Mousquetaire féminine, la Donna Elvira de Véronique Gens en bottes et pantalon noirs, jabot et voile blanc, défouraille régulièrement son sabre et une voix très ample, un large vibrato balayant tout l'ambitus, ancré et vibrionnant dans le médium mais un peu lâche dans le grave et strident dans l'aigu. L'allure scénique et vocale traduisent ainsi la passion vengeresse qui anime ce personnage, dans l'intensité de ses élans même ceux qui échappent au contrôle dans les gestes et mélodies rapides.
Zerlina, loin des interprétations éthérées de sopranos coloratures, trouve en Leonor Bonilla une grande assise vocale, affirmant le personnage (qui se sert de Don Giovanni pour contrôler Masetto). Certes, la chanteuse perd l'aisance du registre plus aigu dans les mouvements aériens mais elle en assume les longues tenues. Le personnage de Masetto est d'autant plus une victime effacée, a fortiori sous les traits et la voix de Josep-Ramon Olivé, tout en contrôle, mesure, équilibre.
L'Orchestre maison (comme ensuite le Chœur) sous la baguette de Josep Pons débute par une pompe cérémonielle flirtant avec la lenteur, mais pour d'autant mieux s'élancer dans des mouvements rapides, toujours richement sensuels, très intenses et savamment maîtrisés.
Un rideau est à nouveau tendu, pour retomber dans un dernier coup de théâtre : celui du retour du Commandeur. Le rideau retombe pour former la rivière de sang originelle dans la grande pièce initiale de cette production. D'autant que dans cette version (dite de Vienne), le spectacle s'achève sur la mort de Don Giovanni.

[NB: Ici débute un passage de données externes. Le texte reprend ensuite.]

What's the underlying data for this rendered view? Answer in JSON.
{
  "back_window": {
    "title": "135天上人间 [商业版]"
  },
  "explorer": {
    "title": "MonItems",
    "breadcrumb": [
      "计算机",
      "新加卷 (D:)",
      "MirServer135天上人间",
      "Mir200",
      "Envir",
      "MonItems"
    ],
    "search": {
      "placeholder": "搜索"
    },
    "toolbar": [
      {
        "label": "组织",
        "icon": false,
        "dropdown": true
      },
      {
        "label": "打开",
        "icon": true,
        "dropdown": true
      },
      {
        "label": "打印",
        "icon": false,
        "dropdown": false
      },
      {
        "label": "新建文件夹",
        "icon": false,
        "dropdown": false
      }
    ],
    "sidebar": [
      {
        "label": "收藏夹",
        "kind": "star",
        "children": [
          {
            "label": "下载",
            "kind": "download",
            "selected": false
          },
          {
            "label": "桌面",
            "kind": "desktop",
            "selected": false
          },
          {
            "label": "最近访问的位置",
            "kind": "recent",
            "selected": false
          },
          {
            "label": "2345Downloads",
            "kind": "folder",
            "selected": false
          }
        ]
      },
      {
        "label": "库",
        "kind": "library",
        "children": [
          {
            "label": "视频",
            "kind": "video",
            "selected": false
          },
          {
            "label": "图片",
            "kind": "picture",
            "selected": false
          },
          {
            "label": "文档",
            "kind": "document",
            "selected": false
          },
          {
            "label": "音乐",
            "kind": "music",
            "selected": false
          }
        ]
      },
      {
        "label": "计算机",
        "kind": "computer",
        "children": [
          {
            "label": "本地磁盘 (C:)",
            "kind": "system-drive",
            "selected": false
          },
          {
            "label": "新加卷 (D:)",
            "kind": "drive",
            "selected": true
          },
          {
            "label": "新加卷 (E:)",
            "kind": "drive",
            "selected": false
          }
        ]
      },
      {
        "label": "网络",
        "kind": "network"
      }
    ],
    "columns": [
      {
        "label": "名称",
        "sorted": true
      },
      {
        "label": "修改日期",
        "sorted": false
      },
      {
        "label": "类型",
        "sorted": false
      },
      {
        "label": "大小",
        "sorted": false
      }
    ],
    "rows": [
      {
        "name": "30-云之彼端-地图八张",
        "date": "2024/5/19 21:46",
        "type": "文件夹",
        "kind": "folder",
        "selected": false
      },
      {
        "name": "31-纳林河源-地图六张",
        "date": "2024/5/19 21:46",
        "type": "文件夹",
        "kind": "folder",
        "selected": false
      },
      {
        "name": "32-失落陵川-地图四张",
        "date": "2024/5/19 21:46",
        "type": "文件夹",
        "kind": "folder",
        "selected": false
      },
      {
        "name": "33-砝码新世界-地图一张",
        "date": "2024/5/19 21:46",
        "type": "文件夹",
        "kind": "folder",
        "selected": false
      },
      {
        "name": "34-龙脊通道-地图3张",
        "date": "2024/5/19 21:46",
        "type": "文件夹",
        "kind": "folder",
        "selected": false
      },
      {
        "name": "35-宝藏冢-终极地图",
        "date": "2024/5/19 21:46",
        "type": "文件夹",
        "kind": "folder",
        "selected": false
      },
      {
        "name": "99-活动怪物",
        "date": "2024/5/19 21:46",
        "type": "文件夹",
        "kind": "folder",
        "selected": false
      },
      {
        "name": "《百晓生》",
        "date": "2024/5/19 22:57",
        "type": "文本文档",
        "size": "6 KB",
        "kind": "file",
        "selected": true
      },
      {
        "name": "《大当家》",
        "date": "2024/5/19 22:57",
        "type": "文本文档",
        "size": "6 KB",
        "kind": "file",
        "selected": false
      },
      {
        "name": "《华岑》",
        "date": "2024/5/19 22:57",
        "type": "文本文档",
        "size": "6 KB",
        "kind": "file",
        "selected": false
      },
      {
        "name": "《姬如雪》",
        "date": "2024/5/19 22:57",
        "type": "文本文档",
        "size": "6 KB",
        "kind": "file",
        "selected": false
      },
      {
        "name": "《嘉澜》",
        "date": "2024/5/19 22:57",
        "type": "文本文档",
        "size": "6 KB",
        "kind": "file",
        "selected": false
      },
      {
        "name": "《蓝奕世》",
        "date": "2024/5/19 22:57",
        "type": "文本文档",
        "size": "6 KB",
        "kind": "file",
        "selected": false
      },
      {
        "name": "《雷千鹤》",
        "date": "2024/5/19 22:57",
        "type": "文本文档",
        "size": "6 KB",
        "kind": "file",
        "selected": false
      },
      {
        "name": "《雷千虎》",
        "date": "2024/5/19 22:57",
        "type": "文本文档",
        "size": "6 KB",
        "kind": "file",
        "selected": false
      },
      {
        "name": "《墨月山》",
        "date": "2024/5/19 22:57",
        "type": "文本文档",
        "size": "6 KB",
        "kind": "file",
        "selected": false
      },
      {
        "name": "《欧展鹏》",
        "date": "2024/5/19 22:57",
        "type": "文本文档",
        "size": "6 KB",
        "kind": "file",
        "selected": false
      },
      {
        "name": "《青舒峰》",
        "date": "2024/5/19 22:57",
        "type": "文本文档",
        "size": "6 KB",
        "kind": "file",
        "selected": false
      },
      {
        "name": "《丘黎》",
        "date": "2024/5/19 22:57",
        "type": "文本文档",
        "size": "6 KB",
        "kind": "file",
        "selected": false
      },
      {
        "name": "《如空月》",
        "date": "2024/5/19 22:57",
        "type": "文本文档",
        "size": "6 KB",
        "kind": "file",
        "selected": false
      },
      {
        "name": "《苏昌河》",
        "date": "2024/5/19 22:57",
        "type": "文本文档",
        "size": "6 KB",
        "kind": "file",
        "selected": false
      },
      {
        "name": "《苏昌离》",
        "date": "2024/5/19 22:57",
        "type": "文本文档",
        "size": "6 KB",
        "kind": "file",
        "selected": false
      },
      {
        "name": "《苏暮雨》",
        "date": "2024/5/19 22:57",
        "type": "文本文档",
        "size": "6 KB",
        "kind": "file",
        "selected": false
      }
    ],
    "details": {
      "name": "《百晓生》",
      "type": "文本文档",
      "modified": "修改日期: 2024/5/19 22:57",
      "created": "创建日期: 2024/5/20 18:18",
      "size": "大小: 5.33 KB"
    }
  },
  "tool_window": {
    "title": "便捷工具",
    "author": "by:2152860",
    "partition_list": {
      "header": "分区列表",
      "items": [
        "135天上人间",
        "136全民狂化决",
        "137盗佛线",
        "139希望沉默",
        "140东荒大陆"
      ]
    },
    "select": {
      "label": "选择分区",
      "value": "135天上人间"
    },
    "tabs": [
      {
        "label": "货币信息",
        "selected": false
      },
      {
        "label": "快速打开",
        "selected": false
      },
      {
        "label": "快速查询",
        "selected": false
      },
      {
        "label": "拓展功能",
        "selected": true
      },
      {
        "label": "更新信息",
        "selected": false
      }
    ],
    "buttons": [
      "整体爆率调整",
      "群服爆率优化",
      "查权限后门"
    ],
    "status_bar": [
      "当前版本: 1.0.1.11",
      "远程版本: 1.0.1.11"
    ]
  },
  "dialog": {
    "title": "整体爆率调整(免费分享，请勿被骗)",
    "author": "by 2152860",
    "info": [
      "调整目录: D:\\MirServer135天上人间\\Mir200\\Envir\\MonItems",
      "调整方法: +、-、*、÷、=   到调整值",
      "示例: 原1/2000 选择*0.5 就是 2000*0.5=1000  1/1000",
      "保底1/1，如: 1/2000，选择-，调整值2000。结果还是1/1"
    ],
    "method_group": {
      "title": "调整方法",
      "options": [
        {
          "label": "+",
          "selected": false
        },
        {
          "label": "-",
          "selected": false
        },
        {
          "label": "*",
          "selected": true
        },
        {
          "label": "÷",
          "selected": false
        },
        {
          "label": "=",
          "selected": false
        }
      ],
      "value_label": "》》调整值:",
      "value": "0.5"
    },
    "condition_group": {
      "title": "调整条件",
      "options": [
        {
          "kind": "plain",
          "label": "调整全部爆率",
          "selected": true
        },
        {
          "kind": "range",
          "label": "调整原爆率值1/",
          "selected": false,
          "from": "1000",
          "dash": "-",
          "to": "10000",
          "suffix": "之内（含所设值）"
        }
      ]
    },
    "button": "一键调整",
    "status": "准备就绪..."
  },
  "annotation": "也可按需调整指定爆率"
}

La retransmission de ce Don Giovanni est disponible une semaine, jusqu'au 15 novembre 2020, jour où le Liceu donne rendez-vous sur internet (avec retransmission et compte-rendu sur Ôlyrix) pour un nouveau spectacle intitulé Sis Solos Soles : six micro-opéras en création, dans 6 espaces différents du théâtre, interprétés par 6 chanteuses différentes.